Born in Connecticut where he still makes his home, Lengyel, who has overcome ulcerative colitis, a disease that nearly killed him, has been performing magic professionally for 11 years.

“I began my career in magic the way many magicians do,” he says. “I started with simple card tricks when I was in school. I was bullied at school, so I found my defense through magic.”

Storytelling magic

Lengyel claims that although his first forays into magic were pretty lame, “I kept on with my magic and got better and better,” he says. “Soon I was giving shows at libraries, nursing homes, and schools. In those days, I was charging only $20 for a birthday party. I quickly realized that if I wanted to make this career work for me professionally I needed to get my act together.”

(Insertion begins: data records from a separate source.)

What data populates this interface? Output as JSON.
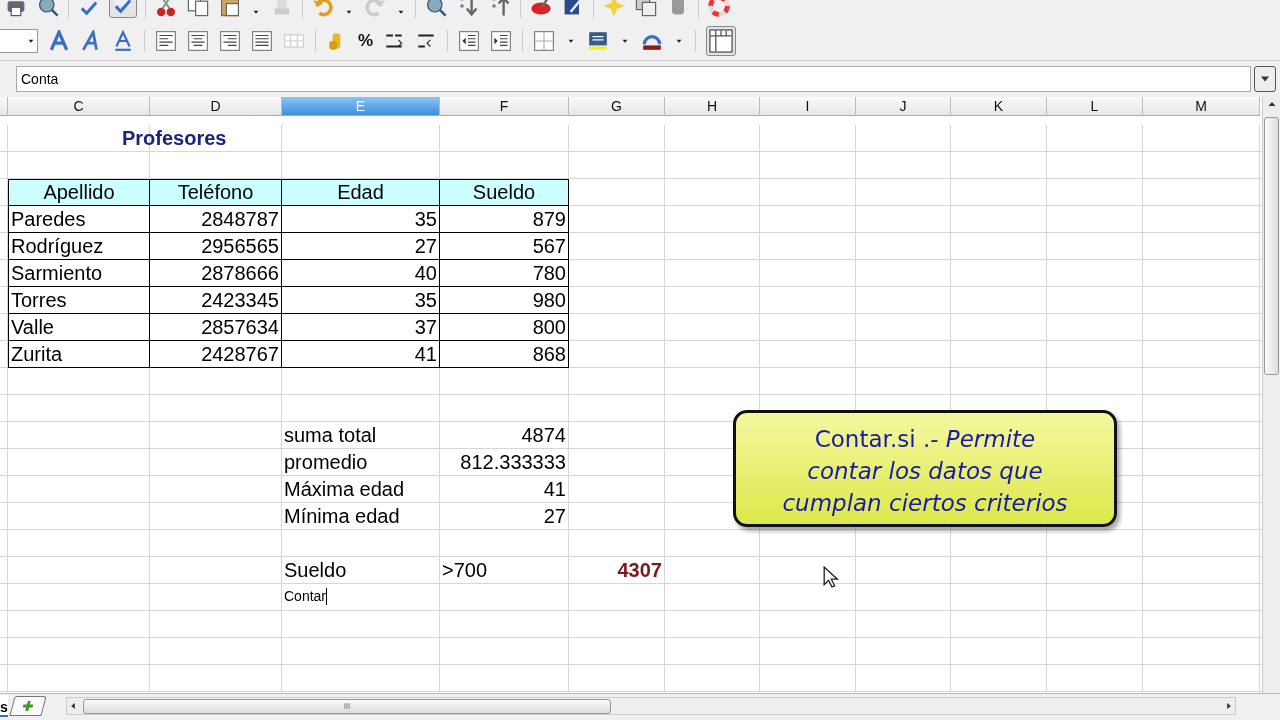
{
  "formula_bar": {
    "value": "Conta"
  },
  "toolbar": {
    "percent": "%"
  },
  "columns": [
    {
      "label": "C",
      "selected": false
    },
    {
      "label": "D",
      "selected": false
    },
    {
      "label": "E",
      "selected": true
    },
    {
      "label": "F",
      "selected": false
    },
    {
      "label": "G",
      "selected": false
    },
    {
      "label": "H",
      "selected": false
    },
    {
      "label": "I",
      "selected": false
    },
    {
      "label": "J",
      "selected": false
    },
    {
      "label": "K",
      "selected": false
    },
    {
      "label": "L",
      "selected": false
    },
    {
      "label": "M",
      "selected": false
    }
  ],
  "rows": [
    {
      "cells": [
        {
          "kind": "title",
          "text": "Profesores"
        }
      ]
    },
    {
      "cells": []
    },
    {
      "cells": [
        {
          "kind": "header",
          "text": "Apellido"
        },
        {
          "kind": "header",
          "text": "Teléfono"
        },
        {
          "kind": "header",
          "text": "Edad"
        },
        {
          "kind": "header",
          "text": "Sueldo"
        }
      ]
    },
    {
      "cells": [
        {
          "kind": "text",
          "text": "Paredes"
        },
        {
          "kind": "number",
          "text": "2848787"
        },
        {
          "kind": "number",
          "text": "35"
        },
        {
          "kind": "number",
          "text": "879"
        }
      ]
    },
    {
      "cells": [
        {
          "kind": "text",
          "text": "Rodríguez"
        },
        {
          "kind": "number",
          "text": "2956565"
        },
        {
          "kind": "number",
          "text": "27"
        },
        {
          "kind": "number",
          "text": "567"
        }
      ]
    },
    {
      "cells": [
        {
          "kind": "text",
          "text": "Sarmiento"
        },
        {
          "kind": "number",
          "text": "2878666"
        },
        {
          "kind": "number",
          "text": "40"
        },
        {
          "kind": "number",
          "text": "780"
        }
      ]
    },
    {
      "cells": [
        {
          "kind": "text",
          "text": "Torres"
        },
        {
          "kind": "number",
          "text": "2423345"
        },
        {
          "kind": "number",
          "text": "35"
        },
        {
          "kind": "number",
          "text": "980"
        }
      ]
    },
    {
      "cells": [
        {
          "kind": "text",
          "text": "Valle"
        },
        {
          "kind": "number",
          "text": "2857634"
        },
        {
          "kind": "number",
          "text": "37"
        },
        {
          "kind": "number",
          "text": "800"
        }
      ]
    },
    {
      "cells": [
        {
          "kind": "text",
          "text": "Zurita"
        },
        {
          "kind": "number",
          "text": "2428767"
        },
        {
          "kind": "number",
          "text": "41"
        },
        {
          "kind": "number",
          "text": "868"
        }
      ]
    },
    {
      "cells": []
    },
    {
      "cells": []
    },
    {
      "cells": [
        {
          "kind": "empty"
        },
        {
          "kind": "empty"
        },
        {
          "kind": "label",
          "text": "suma total"
        },
        {
          "kind": "value",
          "text": "4874"
        }
      ]
    },
    {
      "cells": [
        {
          "kind": "empty"
        },
        {
          "kind": "empty"
        },
        {
          "kind": "label",
          "text": "promedio"
        },
        {
          "kind": "value",
          "text": "812.333333"
        }
      ]
    },
    {
      "cells": [
        {
          "kind": "empty"
        },
        {
          "kind": "empty"
        },
        {
          "kind": "label",
          "text": "Máxima edad"
        },
        {
          "kind": "value",
          "text": "41"
        }
      ]
    },
    {
      "cells": [
        {
          "kind": "empty"
        },
        {
          "kind": "empty"
        },
        {
          "kind": "label",
          "text": "Mínima edad"
        },
        {
          "kind": "value",
          "text": "27"
        }
      ]
    },
    {
      "cells": []
    },
    {
      "cells": [
        {
          "kind": "empty"
        },
        {
          "kind": "empty"
        },
        {
          "kind": "label",
          "text": "Sueldo"
        },
        {
          "kind": "label",
          "text": ">700"
        },
        {
          "kind": "result",
          "text": "4307"
        }
      ]
    },
    {
      "cells": [
        {
          "kind": "empty"
        },
        {
          "kind": "empty"
        },
        {
          "kind": "editing",
          "text": "Contar"
        }
      ]
    },
    {
      "cells": []
    },
    {
      "cells": []
    },
    {
      "cells": []
    }
  ],
  "callout": {
    "text": "Contar.si .- *Permite contar los datos que cumplan ciertos criterios*"
  },
  "sheet_tabs": [
    {
      "label": "s",
      "selected": true
    }
  ]
}
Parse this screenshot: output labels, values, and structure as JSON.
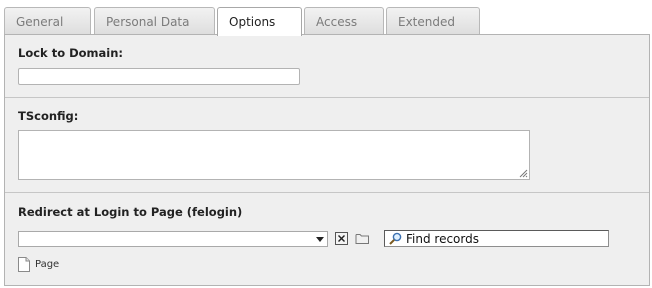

Lengyel took magic lessons for one year, but mostly he considers himself self-taught.

“You can learn magic through reading books,” he says. “When you buy a trick, it usually comes with a DVD that explains how it's done.”

Lengyel and his audiences share the knowledge that everything he does is just illusion.

“I teach my audience my first trick in my show,” he says. “I tell the story how the trick is done. I tell a lot of personal stories in the shows. In fact, I have a story for almost all my tricks. I give the audiences some insight behind what they are about to see performed, whether it is funny or true.”

Lengyel says that being a magician is part of a long tradition.

“The art of magic has been around for thousands of years,” he says. “The oldest magic trick was carved onto a pyramid wall, depicting the shell game. Was this magic act developed for the delights of pharaohs and so was carved into stone? Indeed, magic has entertained kings and queens. It is a kind of music that is visual.

“Whether people are willing to admit it or not, everyone loves magic. I have heard people say to me 'I hate magic, it's so phony,' and then I show them a trick they cannot understand and within minutes they are captivated.”